Do made the motion to “pause” the development of the digital vaccination record, he said, because it is deterring some residents from getting vaccinated.

“We have come to the point where the noise around this whole vaccine passport has reached a point where it’s becoming counterproductive,” Do said. “... So what I’m proposing today is, in order that we can move ahead with vaccination, that we say definitively today that Orange County will stop moving ahead in establishing any kind of digital record, any QR code, anything involving vaccination, beyond the CDC paper card that we get when we get vaccinated.”

In a couple of heated exchanges with other supervisors, Foley came out against Do’s motion and said it would only appease a small faction of the community.

She pointed out that the people speaking out against the vaccine passports repeatedly say they don’t believe in the efficacy of COVID-19 vaccines, so not offering the digital record won’t encourage anyone else to get vaccinated.

“I feel very strongly that the supermajority of the community that we serve support having a convenient digital record so that they can go about living their lives,” Foley said.

Foley added that she was concerned the public wasn’t able to voice its support for the digital record because Do’s proposal wasn’t put on the agenda.

“I don’t think that the public comments here today reflect a balanced view on the issue,” Foley said.

Foley further clarified her stance on the issue in a statement that was released following the vote.

“The voluntary digital record provision would have provided a convenient option for individuals, should they need to show proof of vaccination for access to businesses and entertainment venues,” Foley said. “As I have previously stated, this was intended as a courtesy and not a mandate. There is no vote to mandate vaccine passports. Anyone suggesting otherwise is directly harming the county’s public health and vaccination outreach efforts. This misinformation campaign is led by the same people who deny COVID-19 and have opposed vaccines and masks altogether.”

Supervisor Doug Chaffee expressed concern that it may be difficult for people to replace their vaccination card if it gets lost and said he hoped the county would provide an easy way to replace it. However, he didn’t add anything to the motion.

County Chief Executive Frank Kim clarified that people will still be able to look up that they’ve been vaccinated in their personal profile on the Othena app. Do’s motion concerns the QR code that would have been used by businesses or other third parties to verify that someone has been vaccinated.
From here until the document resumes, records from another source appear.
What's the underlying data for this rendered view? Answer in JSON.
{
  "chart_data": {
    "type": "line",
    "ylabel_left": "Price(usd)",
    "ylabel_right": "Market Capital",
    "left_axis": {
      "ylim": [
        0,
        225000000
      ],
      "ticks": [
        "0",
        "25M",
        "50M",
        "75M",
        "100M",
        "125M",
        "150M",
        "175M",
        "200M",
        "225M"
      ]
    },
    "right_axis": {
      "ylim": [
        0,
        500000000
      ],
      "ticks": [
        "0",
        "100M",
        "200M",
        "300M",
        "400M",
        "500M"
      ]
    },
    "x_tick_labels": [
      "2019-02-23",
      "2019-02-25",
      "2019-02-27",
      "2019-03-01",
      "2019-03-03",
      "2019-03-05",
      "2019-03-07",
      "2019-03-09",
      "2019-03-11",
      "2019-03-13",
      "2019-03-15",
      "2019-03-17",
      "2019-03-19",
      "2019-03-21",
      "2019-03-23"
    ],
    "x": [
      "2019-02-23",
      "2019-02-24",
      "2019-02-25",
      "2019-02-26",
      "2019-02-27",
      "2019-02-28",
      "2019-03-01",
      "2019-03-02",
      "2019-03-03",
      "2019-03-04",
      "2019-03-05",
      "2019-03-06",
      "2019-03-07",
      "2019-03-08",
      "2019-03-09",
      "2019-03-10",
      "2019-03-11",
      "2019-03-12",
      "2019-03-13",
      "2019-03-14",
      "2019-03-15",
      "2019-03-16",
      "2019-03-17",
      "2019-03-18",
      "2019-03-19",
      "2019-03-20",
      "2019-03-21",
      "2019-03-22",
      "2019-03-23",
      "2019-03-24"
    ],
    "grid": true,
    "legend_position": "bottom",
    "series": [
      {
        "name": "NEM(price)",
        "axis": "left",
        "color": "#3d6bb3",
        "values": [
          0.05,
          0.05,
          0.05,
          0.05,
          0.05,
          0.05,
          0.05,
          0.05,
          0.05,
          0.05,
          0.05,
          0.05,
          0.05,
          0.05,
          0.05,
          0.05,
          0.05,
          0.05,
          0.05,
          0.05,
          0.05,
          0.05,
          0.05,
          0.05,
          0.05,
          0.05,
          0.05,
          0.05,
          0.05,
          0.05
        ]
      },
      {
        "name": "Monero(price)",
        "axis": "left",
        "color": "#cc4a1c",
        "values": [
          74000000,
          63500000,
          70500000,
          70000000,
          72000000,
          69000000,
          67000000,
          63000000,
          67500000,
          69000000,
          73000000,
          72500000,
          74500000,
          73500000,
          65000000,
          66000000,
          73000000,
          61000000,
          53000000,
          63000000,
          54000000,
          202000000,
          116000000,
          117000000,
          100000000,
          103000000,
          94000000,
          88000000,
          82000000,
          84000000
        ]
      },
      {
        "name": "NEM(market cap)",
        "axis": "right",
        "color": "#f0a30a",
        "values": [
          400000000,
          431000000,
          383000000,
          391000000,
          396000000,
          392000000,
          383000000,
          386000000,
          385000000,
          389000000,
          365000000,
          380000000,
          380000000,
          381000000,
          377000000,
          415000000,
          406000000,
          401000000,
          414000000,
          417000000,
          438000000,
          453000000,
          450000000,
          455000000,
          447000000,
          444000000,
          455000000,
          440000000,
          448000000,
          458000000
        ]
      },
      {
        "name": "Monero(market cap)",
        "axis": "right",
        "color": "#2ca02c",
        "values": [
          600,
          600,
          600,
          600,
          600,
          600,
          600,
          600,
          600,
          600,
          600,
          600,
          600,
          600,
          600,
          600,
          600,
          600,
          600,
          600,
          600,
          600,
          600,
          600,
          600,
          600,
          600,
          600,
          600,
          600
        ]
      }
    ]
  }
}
The public outcry and vote to pause the QR code come as the county is dealing with how to combat vaccine hesitancy among the public.
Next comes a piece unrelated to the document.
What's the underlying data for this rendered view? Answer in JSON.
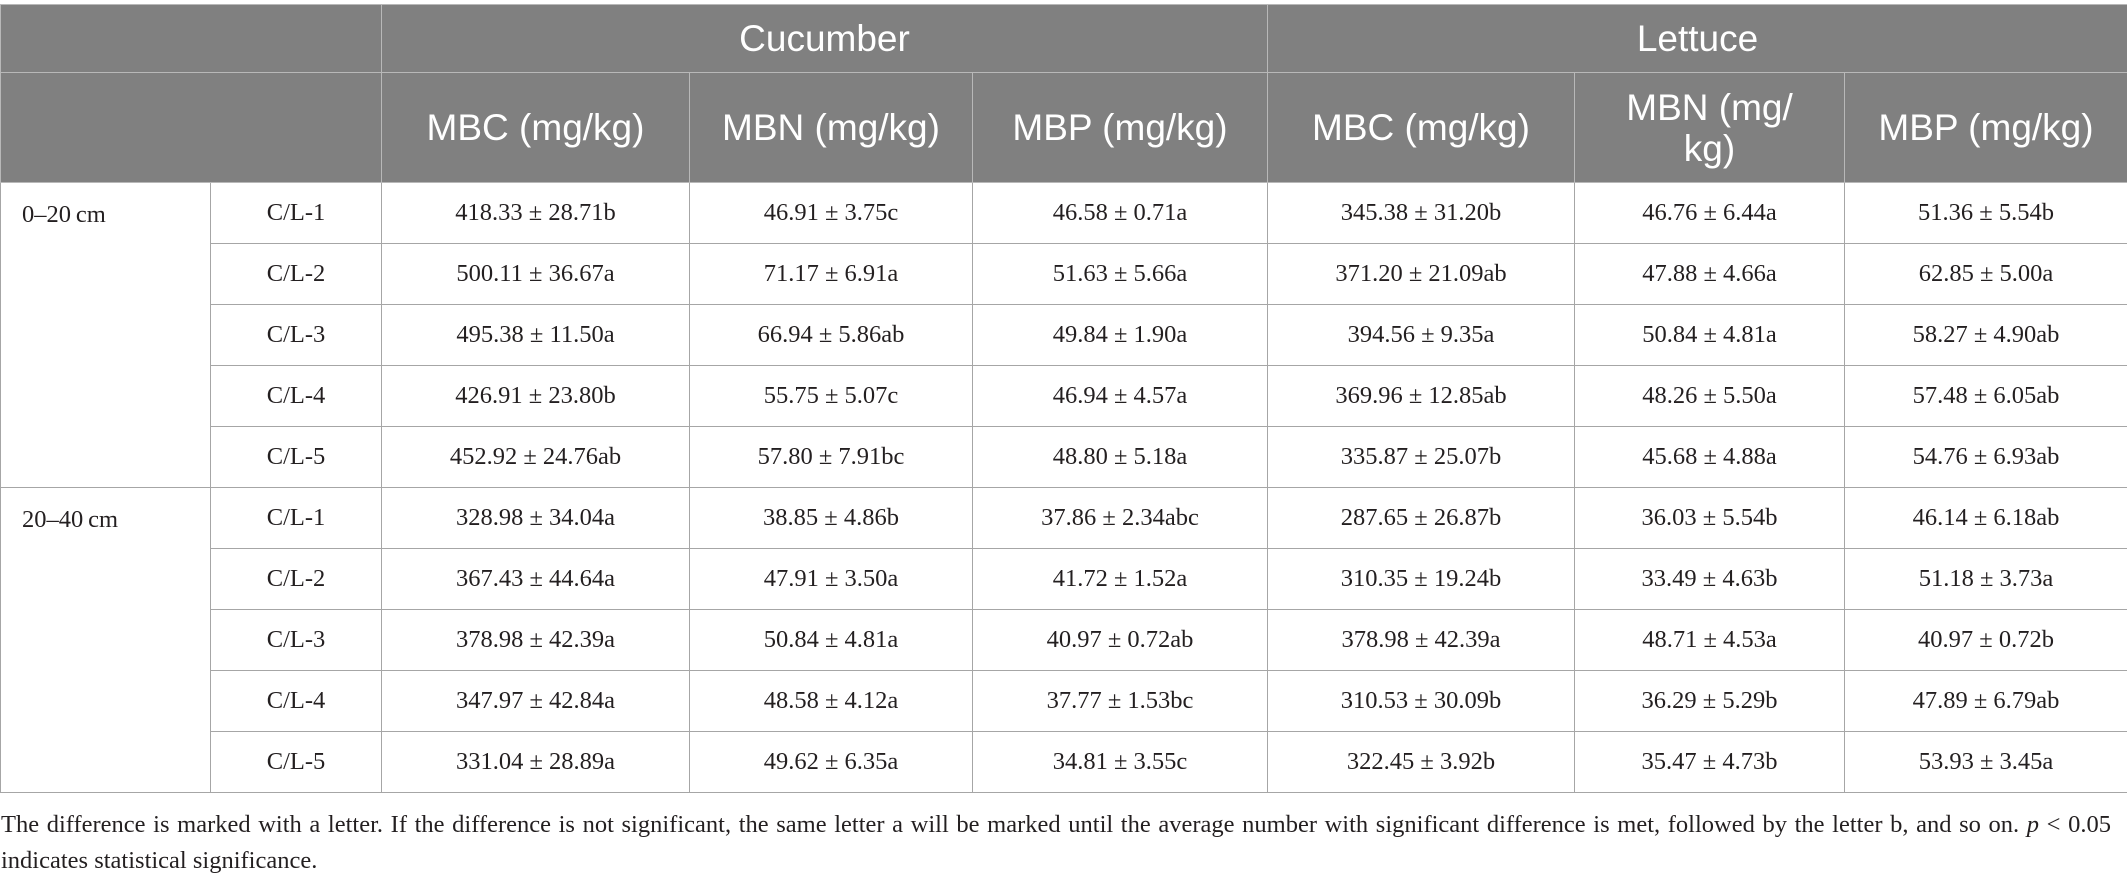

For the most part, California’s recent success against the virus has been the public’s willingness to get vaccinated, data show. Yet some remain hesitant for a number of reasons, some of which may be fueled by misinformation.
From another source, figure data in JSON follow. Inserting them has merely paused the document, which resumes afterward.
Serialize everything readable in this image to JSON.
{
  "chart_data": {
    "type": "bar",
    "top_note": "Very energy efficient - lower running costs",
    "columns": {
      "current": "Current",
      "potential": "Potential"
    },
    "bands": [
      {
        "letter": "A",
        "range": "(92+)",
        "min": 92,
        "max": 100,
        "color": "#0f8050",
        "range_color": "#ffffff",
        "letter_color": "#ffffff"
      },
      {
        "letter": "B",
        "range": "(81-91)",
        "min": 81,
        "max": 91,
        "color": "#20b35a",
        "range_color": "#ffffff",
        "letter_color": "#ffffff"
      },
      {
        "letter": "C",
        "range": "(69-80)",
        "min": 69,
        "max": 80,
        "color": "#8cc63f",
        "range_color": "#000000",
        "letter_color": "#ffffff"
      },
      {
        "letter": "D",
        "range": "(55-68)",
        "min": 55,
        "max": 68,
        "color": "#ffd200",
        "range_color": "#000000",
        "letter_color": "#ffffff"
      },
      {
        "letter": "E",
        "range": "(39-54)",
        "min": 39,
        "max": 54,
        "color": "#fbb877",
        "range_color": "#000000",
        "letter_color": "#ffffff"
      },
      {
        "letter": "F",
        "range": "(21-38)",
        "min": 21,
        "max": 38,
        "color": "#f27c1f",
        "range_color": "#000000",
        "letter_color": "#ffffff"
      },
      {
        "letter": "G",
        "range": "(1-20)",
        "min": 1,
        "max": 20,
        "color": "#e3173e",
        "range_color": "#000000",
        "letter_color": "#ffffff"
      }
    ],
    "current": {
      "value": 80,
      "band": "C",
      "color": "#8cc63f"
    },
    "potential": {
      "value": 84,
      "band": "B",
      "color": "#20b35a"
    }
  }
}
Last week, the county’s mostly right-wing Board of Education approved a statement against mandatory vaccinations and a resolution against digital vaccine passports.

Several residents spoke at the public comment section against vaccine passports, echoing similar sentiments to those expressed at the Board of Supervisors meetings. One woman said she doesn’t want to become a genetically modified organism from taking the vaccine, and another said a vaccine passport is in violation of the Nuremberg Trials, the military tribunals held after World War II to prosecute Nazis who took part in the Holocaust and committed war crimes.

Andrew Noymer, a UC Irvine professor of population health and disease prevention, said the Board of Education is stirring the pot by reinforcing and echoing the beliefs of people who are hesitant to get a vaccine.

“What the O.C. Board of Education is doing is making a statement that they won’t allow involuntary vaccination of Orange County children, but nobody’s saying that that’s going to happen,” Noymer said.